Department of Dermatology, Venereology and Allergology, University Medical Center and Medical Faculty Mannheim, Heidelberg University, and Center of Excellence in Dermatology, Mannheim, Germany.
European Center for Angioscience (ECAS), Medical Faculty Mannheim, Heidelberg University, Mannheim, Germany.
Nat Commun. 2021 Nov 29;12(1):6963. doi: 10.1038/s41467-021-27161-3.
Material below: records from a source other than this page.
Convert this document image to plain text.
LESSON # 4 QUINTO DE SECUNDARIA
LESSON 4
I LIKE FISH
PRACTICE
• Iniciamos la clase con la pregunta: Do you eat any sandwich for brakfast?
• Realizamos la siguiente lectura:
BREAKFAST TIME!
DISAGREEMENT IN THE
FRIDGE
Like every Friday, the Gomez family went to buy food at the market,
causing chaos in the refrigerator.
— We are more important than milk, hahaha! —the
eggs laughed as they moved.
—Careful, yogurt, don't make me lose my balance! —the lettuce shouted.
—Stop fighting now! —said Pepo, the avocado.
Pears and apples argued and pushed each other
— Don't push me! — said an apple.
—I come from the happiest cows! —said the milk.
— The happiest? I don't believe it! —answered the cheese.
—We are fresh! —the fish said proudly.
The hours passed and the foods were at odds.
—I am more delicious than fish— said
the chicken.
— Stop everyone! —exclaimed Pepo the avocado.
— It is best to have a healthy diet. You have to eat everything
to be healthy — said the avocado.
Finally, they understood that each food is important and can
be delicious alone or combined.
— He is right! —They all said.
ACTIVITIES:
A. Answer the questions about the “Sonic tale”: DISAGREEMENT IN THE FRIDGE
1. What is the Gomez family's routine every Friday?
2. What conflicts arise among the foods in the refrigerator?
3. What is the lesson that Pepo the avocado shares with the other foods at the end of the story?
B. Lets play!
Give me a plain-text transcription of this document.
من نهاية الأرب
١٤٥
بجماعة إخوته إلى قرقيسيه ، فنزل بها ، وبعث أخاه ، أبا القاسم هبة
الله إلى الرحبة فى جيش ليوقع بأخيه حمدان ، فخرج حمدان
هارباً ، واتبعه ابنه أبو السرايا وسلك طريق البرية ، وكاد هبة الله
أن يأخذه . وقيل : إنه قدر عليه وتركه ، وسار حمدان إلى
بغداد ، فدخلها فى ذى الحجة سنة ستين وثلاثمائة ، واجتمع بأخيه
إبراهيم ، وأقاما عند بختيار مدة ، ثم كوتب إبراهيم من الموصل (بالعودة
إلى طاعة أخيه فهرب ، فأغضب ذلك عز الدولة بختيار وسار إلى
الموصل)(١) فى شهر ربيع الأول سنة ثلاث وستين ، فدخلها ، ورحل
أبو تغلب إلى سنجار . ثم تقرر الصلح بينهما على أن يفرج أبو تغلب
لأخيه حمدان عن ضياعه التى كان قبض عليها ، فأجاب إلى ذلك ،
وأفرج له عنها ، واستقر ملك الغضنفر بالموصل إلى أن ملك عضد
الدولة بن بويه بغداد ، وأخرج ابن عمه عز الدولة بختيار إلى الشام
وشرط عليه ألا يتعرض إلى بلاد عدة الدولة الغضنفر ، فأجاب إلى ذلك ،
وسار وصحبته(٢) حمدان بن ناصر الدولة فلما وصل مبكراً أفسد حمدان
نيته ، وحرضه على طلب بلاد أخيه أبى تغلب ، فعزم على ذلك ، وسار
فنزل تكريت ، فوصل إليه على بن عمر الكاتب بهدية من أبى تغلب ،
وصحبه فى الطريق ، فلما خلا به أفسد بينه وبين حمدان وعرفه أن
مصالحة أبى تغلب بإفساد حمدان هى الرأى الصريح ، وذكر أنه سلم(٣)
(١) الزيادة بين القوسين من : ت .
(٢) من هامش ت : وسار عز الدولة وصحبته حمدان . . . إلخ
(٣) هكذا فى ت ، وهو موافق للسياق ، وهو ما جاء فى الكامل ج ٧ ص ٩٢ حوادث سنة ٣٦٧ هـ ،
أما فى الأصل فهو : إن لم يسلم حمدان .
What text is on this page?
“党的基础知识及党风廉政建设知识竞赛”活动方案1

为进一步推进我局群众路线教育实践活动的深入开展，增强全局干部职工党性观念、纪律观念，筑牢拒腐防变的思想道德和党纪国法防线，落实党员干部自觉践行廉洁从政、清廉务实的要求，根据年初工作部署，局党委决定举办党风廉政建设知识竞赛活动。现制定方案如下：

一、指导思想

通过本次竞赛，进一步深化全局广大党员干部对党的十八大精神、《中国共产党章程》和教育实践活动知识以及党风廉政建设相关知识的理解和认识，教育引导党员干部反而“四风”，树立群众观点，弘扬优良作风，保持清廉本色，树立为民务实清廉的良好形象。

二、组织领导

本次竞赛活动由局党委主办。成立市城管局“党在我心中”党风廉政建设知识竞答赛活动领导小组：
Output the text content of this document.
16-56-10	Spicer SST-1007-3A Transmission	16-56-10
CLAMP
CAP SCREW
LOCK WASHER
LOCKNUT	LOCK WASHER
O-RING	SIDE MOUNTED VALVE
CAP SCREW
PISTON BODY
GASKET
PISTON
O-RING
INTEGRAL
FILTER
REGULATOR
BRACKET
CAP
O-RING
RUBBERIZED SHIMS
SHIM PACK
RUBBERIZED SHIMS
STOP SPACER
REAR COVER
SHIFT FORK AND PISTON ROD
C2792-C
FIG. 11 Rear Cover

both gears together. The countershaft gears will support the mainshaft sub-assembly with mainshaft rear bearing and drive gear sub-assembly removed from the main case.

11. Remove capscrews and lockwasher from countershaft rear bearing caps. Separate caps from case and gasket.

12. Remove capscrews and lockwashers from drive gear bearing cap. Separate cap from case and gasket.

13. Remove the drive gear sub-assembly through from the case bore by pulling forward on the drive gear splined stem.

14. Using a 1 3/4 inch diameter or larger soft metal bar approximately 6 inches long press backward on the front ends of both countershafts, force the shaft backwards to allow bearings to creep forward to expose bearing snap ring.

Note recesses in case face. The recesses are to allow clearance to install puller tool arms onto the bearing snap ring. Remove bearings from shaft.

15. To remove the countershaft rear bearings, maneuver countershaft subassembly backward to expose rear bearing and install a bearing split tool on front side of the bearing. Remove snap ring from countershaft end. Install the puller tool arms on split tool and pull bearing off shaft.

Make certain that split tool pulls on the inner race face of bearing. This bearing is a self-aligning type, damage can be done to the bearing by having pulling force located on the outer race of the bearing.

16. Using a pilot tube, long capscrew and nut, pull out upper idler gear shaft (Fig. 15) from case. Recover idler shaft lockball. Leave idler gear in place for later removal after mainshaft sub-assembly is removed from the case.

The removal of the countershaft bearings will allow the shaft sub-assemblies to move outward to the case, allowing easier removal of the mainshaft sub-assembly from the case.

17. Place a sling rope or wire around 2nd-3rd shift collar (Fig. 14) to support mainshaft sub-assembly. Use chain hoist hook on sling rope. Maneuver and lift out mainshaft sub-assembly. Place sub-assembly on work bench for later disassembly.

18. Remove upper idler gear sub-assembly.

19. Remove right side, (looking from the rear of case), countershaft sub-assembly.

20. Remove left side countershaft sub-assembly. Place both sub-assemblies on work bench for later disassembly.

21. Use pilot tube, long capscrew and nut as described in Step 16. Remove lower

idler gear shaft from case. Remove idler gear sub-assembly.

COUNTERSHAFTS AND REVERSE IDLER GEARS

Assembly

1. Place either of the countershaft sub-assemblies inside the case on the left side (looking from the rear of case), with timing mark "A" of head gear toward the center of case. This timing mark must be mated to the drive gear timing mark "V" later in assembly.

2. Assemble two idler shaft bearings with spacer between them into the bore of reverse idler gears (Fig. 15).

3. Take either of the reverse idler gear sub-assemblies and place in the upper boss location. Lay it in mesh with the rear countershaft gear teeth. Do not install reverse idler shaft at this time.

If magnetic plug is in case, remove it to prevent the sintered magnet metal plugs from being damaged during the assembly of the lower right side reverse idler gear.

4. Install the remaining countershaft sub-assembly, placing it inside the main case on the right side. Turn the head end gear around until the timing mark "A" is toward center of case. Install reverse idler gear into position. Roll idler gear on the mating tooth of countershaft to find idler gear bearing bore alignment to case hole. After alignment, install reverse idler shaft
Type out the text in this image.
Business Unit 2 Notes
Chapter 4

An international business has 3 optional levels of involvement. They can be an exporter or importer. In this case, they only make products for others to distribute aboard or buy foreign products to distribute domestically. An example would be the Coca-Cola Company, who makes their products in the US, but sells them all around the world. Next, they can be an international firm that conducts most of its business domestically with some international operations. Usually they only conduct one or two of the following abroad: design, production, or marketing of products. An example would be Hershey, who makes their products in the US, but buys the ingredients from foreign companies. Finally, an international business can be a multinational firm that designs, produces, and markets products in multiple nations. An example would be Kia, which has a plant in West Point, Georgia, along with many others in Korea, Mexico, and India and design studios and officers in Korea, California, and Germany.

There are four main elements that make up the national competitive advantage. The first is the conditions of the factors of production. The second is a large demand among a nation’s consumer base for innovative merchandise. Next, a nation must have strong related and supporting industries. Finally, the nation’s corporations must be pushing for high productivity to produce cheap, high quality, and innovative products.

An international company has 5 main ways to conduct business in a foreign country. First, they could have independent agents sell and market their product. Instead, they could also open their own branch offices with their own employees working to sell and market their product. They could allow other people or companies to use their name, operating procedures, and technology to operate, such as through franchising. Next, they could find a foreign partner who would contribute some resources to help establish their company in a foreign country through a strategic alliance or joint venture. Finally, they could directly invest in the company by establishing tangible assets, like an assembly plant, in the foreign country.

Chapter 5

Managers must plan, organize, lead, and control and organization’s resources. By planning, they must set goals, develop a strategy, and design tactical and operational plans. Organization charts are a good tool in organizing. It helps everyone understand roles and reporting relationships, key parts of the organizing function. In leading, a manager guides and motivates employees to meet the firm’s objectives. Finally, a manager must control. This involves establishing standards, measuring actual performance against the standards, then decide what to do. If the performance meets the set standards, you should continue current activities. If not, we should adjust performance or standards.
Within the bone marrow microenvironment, endothelial cells (EC) exert important functions. Arterial EC support hematopoiesis while H-type capillaries induce bone formation. Here, we show that BM sinusoidal EC (BM-SEC) actively control erythropoiesis. Mice with stabilized β-catenin in BM-SEC (Ctnnb1) generated by using a BM-SEC-restricted Cre mouse line (Stab2-iCreF3) develop fatal anemia. While activation of Wnt-signaling in BM-SEC causes an increase in erythroblast subsets (PII-PIV), mature erythroid cells (PV) are reduced indicating impairment of terminal erythroid differentiation/reticulocyte maturation. Transplantation of Ctnnb1 hematopoietic stem cells into wildtype recipients confirms lethal anemia to be caused by cell-extrinsic, endothelial-mediated effects. Ctnnb1 BM-SEC reveal aberrant sinusoidal differentiation with altered EC gene expression and perisinusoidal ECM deposition and angiocrine dysregulation with de novo endothelial expression of FGF23 and DKK2, elevated in anemia and involved in vascular stabilization, respectively. Our study demonstrates that BM-SEC play an important role in the bone marrow microenvironment in health and disease.
在骨髓微环境中,内皮细胞(EC)发挥着重要的作用。动脉 EC 支持造血,而 H 型毛细血管则诱导骨形成。在这里,我们表明骨髓窦状内皮细胞(BM-SEC)可主动控制红细胞生成。使用骨髓内皮细胞特异性 Cre 小鼠系(Stab2-iCreF3)稳定 BM-SEC 中的 β-连环蛋白(Ctnnb1)的小鼠会发生致命性贫血。虽然 BM-SEC 中的 Wnt 信号激活会导致成红细胞亚群(PII-PIV)增加,但成熟的红细胞(PV)减少,表明末端红细胞分化/网织红细胞成熟受损。将 Ctnnb1 造血干细胞移植到野生型受体中证实,致命性贫血是由细胞外在的、内皮介导的效应引起的。Ctnnb1 BM-SEC 显示出异常的窦状分化,伴有 EC 基因表达和窦周 ECM 沉积的改变,以及血管生成调节紊乱,新出现的内皮细胞表达 FGF23 和 DKK2,前者在贫血中升高,后者参与血管稳定。我们的研究表明,BM-SEC 在骨髓微环境的健康和疾病中发挥着重要作用。